The recall you mention was to check if the coolant level was low & if it was inspect for leaks and top off the coolant. Nothing done during this service would have caused any issues. Have you inspected under your hood for leaks in any of the cooling lines or water pump?


----------



## shonnutting88 (Dec 13, 2014)

not really sure what to inspect, but yes i did look and there is a leak somewhere. gonna get some coolant in the morning. Also if there was a recall to check for leaks / level then obviously there is an initial issue that would cause such leak...right?


----------



## spacedout (Dec 7, 2010)

shonnutting88 said:


> Also if there was a recall to check for leaks / level then obviously there is an initial issue that would cause such leak...right?


Not necessarily, the recall paperwork you should have got in the mail stated that some cars may have had air trapped in the system at the factory that caused the loss of fluid over time. However there has been quite a few leaky water pumps reported on here, so its more likely you have a external leak. I would hope for a waterpump issue since that would be covered by the powertrain warranty, the coolant hoses are not. 

Waterpump would be covered by the powertrain warranty(5 year/100K miles) or the new extended water pump warranty, (10year/150K miles).


----------



## NickD (Dec 10, 2011)

Coolant leaks are a no brainer, can pressure test the vehicle and look. Does help to have a clean engine compartment however, something I am very particular on. If a mess, a UV dye can be used.

Could get away with murder with an all cast iron engine, but an aluminum head engine can easily crack when overheated and this will cost you a small fortune. GM V-6 and V-8 engines using a plastic intake manifold with a different temperature coefficient of expansion that aluminum or cast iron are always having problems with leaks.

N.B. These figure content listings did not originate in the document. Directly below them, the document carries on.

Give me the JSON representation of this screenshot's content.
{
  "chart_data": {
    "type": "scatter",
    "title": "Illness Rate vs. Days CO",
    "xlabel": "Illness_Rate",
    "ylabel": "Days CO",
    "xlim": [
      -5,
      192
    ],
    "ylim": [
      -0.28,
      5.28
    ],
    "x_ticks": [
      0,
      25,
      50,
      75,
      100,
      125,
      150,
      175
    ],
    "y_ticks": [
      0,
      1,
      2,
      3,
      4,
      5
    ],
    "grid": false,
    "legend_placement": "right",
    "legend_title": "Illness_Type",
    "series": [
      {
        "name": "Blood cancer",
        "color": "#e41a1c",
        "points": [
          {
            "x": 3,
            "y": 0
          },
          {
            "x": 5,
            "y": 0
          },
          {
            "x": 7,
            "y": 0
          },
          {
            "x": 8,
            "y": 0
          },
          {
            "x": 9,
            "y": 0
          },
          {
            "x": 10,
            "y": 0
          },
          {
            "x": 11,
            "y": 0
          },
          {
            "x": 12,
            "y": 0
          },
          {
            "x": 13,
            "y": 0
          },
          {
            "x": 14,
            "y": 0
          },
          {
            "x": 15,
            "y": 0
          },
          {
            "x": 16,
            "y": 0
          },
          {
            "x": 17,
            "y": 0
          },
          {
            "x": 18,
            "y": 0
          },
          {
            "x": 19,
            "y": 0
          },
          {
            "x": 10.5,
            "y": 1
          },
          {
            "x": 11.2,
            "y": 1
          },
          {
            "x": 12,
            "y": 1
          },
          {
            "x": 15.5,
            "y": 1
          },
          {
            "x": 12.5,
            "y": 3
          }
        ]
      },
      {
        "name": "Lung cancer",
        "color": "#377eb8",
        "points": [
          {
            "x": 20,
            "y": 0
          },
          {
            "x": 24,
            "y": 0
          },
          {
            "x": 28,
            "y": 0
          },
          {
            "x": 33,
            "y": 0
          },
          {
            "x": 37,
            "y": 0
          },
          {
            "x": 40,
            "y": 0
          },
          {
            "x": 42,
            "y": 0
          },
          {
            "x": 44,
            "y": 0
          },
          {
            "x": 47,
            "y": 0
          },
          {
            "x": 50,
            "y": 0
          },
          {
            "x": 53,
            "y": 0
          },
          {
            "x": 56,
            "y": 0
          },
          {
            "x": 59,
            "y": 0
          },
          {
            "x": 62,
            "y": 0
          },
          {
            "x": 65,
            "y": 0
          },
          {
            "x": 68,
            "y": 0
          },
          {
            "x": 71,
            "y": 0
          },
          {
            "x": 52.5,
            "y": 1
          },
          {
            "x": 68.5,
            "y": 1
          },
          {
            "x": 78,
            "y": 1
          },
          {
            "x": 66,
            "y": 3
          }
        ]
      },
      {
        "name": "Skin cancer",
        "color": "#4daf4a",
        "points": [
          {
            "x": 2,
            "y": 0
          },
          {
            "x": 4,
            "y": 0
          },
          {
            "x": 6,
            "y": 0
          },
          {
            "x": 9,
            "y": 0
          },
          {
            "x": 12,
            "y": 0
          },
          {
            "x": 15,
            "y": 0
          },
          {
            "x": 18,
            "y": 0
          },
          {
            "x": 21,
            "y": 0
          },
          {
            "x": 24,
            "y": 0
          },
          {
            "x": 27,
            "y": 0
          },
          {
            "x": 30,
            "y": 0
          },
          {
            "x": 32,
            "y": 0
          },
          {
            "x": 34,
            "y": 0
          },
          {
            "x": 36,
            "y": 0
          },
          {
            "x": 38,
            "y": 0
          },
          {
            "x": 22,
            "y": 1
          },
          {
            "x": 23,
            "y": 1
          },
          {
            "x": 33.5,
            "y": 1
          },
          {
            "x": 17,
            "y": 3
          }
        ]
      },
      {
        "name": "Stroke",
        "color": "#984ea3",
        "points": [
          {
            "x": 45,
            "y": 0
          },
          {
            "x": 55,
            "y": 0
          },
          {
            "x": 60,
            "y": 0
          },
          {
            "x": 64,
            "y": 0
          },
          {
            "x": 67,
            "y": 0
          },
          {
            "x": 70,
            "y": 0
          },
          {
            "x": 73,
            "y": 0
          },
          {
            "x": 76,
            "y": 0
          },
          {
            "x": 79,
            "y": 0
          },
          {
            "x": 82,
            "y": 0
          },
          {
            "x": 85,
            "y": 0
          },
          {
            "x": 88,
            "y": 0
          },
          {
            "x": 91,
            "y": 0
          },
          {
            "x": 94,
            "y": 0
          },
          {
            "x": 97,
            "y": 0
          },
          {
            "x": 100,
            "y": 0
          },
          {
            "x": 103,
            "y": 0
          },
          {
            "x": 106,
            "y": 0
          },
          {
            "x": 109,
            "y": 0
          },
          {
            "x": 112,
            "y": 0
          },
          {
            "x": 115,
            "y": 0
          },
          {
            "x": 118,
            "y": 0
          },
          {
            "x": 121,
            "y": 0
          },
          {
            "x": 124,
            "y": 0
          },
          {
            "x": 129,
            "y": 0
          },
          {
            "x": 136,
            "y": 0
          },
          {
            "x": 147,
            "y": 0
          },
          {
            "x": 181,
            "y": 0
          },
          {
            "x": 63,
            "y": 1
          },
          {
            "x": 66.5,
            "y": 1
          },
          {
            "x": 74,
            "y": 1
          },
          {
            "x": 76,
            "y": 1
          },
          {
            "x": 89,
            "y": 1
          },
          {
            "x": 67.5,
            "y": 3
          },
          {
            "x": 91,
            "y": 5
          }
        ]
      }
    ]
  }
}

I don't get this, reason for using plastic and aluminum, a hail of a lot cheaper, and don't listen to any BS about its better and saves weight, only reason why they are used, they are a hail of a lot cheaper. But replacing cast iron exhaust or intake manifolds was cheap. Want both arms and legs to replace this plastic and aluminum crap. Cast iron requires a polluting foundry, aluminum and plastic use concentrated electrical induction for manufacturing, and all that machine work that had to be done with cast iron is history. 

Have three fluids in an engine, air/fuel, oil, and coolant, all three have to be completely isolated from each other. Or will really have major problems.

I see replacing the heater core in the Cruze is a major job, looks like they built the entire car around it, dash was to be removed for just a start with major concerns about all these air bags. Then all the duct work, blower motor assembly, then can finally get to that box that holds the evaporator and heater core. Then with all that electrical crap for mode and blend doors in the way. 

Would think of the cost involved, GM would avoid the lowest bidder, but this trick is as old as history itself, provide good samples than make crap. Was part of my job to check vendors, if the engineering samples were too perfect would get highly suspicious, but then check the production quantities and reject the entire lot. Guess these new kids don't do this.

If you temperature does climb, pull over and call for help. Know of many that tried to go a couple of extra miles only to get a crack cylinder head, and with a vehicle out of warranty, wasn't even worth repairing their vehicles.


----------